For Pakistan, the Lanka comparison is unmistakable, both in overdependence on China and its own handling of the economy. “The Sri
Lankan turmoil is a classic example of an economy caught in an acute
debt trap, while failing to boost its revenues. Indeed, political corruption,
too, played a role in the country’s financial collapse,” Zahid Husain writes.

In Pakistan’s case, it is its 13th attempt at seeking IMF bailout for which
each government of the day blames the predecessor. Each government
also engages in anti-American rhetoric to placate and arouse the public
sentiment since the US nod is needed for any IMF money.

This sentiment is at its worst now with Imran Khan, not only refusing to
admit economic mismanagement by his government, but also blaming the
US for ‘conspiring’ to oust him from office. This has become integral to his
political campaign after losing power, making Sharif’s task more difficult.

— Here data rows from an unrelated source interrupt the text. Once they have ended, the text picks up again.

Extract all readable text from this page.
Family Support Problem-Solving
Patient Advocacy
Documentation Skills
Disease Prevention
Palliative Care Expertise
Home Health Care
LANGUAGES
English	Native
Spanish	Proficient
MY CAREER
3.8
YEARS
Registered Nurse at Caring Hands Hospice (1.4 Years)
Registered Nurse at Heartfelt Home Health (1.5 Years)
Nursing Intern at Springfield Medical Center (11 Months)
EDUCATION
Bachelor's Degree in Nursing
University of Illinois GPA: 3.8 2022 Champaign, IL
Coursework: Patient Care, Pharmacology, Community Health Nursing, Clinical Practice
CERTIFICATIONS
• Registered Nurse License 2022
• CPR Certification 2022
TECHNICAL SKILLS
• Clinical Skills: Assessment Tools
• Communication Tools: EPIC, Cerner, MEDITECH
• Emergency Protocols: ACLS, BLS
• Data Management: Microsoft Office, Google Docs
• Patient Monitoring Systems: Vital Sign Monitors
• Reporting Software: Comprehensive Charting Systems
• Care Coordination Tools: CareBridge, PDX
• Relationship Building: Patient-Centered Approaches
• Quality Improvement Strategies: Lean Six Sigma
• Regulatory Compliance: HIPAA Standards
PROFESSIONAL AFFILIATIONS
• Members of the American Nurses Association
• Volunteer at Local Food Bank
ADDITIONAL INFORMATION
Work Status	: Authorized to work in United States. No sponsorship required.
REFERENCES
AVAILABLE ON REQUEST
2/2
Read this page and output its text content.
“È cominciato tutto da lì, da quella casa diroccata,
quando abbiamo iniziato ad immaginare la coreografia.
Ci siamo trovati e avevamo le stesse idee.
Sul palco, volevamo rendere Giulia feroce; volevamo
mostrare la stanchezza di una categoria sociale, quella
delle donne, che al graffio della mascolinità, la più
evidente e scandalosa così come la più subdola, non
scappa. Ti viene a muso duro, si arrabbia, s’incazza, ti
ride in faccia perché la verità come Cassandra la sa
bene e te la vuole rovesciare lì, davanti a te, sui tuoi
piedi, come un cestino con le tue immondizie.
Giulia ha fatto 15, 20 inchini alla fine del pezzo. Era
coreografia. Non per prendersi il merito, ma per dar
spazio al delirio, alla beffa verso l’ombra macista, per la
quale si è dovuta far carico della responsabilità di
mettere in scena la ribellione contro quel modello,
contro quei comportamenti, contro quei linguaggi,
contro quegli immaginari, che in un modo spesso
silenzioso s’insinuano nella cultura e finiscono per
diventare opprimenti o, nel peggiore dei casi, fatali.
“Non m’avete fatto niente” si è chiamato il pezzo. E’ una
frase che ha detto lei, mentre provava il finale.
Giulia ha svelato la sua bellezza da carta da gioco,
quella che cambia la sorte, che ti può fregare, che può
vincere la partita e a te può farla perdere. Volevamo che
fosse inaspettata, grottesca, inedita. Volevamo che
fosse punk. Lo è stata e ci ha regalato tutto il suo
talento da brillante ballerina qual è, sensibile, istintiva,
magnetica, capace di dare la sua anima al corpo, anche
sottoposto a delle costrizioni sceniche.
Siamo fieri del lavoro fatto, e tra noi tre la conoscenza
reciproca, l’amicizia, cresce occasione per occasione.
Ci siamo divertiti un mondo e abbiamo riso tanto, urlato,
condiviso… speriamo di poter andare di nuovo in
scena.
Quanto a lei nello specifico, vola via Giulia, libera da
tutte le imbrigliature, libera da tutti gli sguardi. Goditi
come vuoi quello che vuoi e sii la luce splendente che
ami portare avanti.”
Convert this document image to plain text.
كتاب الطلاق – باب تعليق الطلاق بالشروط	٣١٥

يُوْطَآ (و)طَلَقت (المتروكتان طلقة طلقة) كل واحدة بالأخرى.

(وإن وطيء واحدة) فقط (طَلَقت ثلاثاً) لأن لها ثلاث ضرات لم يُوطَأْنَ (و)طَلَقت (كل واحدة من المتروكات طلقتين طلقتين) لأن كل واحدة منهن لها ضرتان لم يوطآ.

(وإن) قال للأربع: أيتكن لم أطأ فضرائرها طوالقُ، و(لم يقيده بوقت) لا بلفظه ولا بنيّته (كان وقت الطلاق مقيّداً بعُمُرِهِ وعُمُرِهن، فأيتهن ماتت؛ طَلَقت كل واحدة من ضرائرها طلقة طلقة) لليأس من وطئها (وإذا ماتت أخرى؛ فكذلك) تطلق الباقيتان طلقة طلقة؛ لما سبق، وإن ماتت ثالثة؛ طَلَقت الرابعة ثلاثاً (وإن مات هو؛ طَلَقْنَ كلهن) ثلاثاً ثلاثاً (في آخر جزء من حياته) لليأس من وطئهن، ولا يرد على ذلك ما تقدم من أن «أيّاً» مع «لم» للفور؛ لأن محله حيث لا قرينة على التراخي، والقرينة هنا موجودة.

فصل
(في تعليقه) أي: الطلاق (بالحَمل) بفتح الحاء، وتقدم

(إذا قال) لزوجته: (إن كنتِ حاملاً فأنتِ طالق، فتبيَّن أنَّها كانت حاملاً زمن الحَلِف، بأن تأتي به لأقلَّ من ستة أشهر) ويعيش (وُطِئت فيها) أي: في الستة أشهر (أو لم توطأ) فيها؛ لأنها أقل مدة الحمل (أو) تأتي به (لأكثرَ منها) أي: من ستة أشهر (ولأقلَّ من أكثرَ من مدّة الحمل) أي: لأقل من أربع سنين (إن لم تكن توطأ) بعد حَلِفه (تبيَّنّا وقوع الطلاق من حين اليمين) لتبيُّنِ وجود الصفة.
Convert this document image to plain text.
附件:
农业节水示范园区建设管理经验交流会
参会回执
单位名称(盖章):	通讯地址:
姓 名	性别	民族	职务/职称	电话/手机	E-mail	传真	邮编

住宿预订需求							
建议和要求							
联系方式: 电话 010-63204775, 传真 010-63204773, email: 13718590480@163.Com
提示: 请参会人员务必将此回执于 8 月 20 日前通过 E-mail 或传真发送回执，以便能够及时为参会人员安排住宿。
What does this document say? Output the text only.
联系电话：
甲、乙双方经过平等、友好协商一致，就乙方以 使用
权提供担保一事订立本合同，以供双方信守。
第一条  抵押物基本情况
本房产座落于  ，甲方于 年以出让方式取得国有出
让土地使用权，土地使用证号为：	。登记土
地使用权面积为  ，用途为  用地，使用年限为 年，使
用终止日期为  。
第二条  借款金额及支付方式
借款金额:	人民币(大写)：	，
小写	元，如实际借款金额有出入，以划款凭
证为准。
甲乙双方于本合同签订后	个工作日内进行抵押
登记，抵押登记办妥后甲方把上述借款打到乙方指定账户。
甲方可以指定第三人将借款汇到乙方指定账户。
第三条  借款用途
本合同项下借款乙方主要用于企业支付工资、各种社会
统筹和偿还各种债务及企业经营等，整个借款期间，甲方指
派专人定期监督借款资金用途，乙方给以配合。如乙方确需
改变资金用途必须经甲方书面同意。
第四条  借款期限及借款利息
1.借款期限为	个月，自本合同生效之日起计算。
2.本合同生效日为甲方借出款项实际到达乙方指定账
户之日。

As Zahid Husain says of Pakistan, “Now the IMF is the last hope for the
country of 22 million, but aid will not come without stringent
conditionalities that may increase the hardship of the people. In fact, a
bailout by itself won’t provide a long-term solution, which requires
undertaking fundamental structural reform to resuscitate the economy.”

The Biden administration has been interacting with the Sharif
government, including meeting foreign minister Bilawal Bhutto Zardari
(something Khan did not get). But analysts say that given its current
preoccupation with Ukraine conflict and the confrontation China in the
Asian region could only mean imposing harsher terms, both political and
monetary, in desperate loan-seekers like Pakistan and Sri Lanka.